The next day, I went back down the stairs and sat outside the cage. It was one of the few bunkers where the occupants had maintained their dignity to the end. There were no gruesome piles of twisted bodies, they were lying down, each on his own mattress, as if asleep. Perhaps one of them had had a powerful influence over the others and had convinced them that shouting and resistance would achieve nothing, that they had to resign themselves to dying and embrace their fate without putting up a futile struggle. Everything was in order, but, apart from bodies lying everywhere, how can you create disarray when you have nothing? I felt a sort of serenity looking at those corpses: they had died calmly and would spend eternity in tranquil postures. It set me wondering how I would die, whether it would be at night, in my sleep, and I would lie on the plain for ever, exposed to the constant gentle wind, or whether I would fall ill and have to endure pain.
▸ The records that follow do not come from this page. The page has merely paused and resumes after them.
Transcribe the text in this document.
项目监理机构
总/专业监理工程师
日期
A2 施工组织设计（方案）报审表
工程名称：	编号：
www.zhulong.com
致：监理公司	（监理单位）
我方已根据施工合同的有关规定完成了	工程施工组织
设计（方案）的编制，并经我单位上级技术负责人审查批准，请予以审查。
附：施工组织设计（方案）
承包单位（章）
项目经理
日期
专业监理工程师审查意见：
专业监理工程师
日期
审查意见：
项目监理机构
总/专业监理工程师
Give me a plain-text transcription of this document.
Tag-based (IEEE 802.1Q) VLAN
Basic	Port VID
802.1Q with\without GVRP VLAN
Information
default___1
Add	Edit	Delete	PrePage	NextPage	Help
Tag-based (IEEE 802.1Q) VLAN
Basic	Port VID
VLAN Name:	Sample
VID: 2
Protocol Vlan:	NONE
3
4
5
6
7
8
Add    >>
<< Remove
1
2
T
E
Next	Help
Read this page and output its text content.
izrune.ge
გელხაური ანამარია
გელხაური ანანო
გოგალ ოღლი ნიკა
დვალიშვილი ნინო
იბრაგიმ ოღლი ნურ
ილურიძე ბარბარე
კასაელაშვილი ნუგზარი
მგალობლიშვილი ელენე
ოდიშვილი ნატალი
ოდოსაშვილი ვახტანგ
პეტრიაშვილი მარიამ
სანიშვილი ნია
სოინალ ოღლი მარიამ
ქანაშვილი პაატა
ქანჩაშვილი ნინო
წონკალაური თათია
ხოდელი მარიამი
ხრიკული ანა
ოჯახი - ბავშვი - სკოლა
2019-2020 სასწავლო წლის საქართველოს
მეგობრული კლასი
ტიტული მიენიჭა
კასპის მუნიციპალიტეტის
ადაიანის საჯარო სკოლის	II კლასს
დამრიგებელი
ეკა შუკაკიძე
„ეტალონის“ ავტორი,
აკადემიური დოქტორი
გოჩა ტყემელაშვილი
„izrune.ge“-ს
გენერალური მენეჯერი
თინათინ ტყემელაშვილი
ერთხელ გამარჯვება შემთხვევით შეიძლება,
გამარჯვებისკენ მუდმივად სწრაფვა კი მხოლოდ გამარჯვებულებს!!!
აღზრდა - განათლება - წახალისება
I remembered the guns, and then I remembered the safety catch, and told myself I should have persevered, I’d have been bound to find out how to use it, because I might end up wanting to die. I could have gone back to the bus, but I was extremely reluctant to retrace my steps when there was so much new ground ahead. I was young and healthy, and I had plenty of time to worry about that kind of precaution. Besides, I expected to make new discoveries. There had to be more than just cabins on that plain!
I filled one of the big cooking pots with water and boiled my washing for a long time on the guards’ cooker. When it looked clean, I took it up and laid it out on the grass to dry in the sun. That took me the whole day.
I set off again. Now that I had a book and could learn to read, I was sorry not to have a pencil or anything else to write with, to make a note of my route. In the evening, before going to sleep, I practised writing letters in the dirt, copying the sentences and words from the book. I had used a lot of them in speech, so I recognised them, and I thought about how to construct those that were not in there. The first one I tried to spell was ‘cabin’: I had ‘ca’ from ‘can’ and ‘bin’ from ‘compost bin’ – I just had to put the two together to make ‘cabin’. Then I spelled ‘cage’. The magic ‘e’ made the ‘a’ say its own name, unlike the short ‘a’ in ‘cabin’. I felt very pleased with myself for working this out and it looked as though I remembered everything I’d been taught.